Another element that makes this book a must-read for fans of crime fiction is it's unflinching emotional/psychological brutality. Sure, guys running around with guns promising retribution are fun, but a narrative is much more gripping and exciting when there's a hearth-wrenching and very understandable reason for the violence. Here, Matt is a flawed father who makes some mistakes, but he's also doing everything with Anna's best interest in mind, and that redeeming quality makes the reader stand behind him regardless of his plans.  
   
Even if the unadorned writing is great and the narrative hooks you from the get-go, Out of the Black does have some flaws. For example, character development took a backseat to action and pain, so we're left with characters that are somewhat two-dimensional. Also, the back stories don't possess a lot of depth and there are a few elements, like Matt's nightmares due to PTSD, that are never fully explored. Both these things would've been fixed with a few more pages, but maybe that would've affected the pacing negatively.
Out of the Black is a novel about a broken man making costly mistakes and brutal payback. These are not the most innovative plot ingredients in crime fiction, but Rector makes them feel new and thrilling.
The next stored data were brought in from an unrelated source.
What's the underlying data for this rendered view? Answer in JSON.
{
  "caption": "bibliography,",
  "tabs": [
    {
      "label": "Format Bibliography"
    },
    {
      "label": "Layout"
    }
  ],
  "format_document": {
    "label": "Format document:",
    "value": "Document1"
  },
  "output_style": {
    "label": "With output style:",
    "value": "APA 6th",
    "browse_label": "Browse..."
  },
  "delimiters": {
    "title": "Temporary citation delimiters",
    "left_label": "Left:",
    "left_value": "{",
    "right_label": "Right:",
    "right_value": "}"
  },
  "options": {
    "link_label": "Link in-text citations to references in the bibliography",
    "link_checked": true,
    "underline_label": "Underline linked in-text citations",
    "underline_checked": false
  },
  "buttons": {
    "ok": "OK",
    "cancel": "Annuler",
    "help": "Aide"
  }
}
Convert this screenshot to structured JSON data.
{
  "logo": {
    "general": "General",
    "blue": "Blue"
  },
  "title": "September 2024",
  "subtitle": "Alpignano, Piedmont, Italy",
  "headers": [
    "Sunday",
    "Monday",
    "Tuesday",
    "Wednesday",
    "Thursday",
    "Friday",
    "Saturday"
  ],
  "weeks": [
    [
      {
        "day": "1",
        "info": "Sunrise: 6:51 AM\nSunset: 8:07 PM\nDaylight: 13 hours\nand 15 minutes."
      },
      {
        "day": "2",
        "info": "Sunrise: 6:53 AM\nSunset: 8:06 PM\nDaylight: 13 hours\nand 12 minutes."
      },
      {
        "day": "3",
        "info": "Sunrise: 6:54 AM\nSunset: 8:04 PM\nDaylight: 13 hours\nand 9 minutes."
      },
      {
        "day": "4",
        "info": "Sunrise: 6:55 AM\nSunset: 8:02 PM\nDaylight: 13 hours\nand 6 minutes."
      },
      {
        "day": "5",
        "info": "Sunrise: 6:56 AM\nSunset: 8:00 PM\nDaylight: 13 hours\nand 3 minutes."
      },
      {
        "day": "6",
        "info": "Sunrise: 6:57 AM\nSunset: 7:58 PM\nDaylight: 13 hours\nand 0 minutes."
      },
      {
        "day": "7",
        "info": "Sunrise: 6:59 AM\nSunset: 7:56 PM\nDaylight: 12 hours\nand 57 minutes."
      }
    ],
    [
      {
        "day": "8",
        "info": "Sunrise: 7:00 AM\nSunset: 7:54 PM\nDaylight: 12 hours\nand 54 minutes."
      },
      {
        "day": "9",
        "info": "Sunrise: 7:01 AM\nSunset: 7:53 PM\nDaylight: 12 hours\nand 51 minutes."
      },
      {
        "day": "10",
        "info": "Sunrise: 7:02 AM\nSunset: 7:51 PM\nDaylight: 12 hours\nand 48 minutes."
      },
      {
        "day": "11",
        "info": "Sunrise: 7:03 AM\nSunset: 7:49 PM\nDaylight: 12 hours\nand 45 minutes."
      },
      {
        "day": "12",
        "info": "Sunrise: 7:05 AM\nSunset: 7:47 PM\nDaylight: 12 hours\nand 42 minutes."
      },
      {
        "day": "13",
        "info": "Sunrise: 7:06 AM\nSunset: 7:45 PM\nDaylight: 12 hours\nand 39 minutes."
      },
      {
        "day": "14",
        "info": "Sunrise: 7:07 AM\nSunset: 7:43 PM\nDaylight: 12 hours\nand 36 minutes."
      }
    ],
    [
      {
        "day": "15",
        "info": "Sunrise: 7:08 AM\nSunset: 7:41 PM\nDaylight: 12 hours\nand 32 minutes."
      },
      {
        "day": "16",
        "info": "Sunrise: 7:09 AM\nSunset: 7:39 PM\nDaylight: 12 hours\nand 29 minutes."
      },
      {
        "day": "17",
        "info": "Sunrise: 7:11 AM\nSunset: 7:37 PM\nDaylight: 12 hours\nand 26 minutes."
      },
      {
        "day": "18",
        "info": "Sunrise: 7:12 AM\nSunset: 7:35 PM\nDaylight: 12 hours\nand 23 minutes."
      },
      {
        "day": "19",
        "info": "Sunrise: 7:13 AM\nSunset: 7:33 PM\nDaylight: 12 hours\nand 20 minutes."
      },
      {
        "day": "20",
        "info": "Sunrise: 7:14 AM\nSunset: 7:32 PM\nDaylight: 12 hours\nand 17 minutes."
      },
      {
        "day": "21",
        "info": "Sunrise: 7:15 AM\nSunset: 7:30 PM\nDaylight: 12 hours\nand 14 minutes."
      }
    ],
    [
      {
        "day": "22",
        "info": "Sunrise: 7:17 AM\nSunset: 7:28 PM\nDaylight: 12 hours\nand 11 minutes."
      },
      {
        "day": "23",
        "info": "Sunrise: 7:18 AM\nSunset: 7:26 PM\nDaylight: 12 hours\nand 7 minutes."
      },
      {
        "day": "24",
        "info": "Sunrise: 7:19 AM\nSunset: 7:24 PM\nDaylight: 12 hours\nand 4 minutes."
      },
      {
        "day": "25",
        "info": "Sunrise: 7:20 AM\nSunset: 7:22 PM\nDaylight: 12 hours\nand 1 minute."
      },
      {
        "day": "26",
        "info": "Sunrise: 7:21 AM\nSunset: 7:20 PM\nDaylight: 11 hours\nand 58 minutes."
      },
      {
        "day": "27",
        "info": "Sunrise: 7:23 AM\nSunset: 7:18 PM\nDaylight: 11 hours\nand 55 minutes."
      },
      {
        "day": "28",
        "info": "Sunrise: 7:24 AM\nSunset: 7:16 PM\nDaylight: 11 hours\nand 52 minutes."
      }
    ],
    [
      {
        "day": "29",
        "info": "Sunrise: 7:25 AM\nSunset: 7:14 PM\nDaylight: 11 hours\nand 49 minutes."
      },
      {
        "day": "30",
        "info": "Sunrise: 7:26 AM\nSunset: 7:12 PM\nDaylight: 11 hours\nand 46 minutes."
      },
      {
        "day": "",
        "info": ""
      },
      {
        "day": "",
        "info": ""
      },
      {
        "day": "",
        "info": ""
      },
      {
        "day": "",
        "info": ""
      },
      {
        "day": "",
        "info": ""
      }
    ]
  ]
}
More importantly, the ending is solid; positive but far from perfect, not as dark as the rest of the story, but not saccharine like a Hollywood movie. You could say the conclusion is like a pretty lady with a chipped front tooth.

Out of the Black is a stimulating ride that makes you feel something and keeps you turning the pages. Rector understand economy of language, and that makes this novel feel like a great novella on steroids.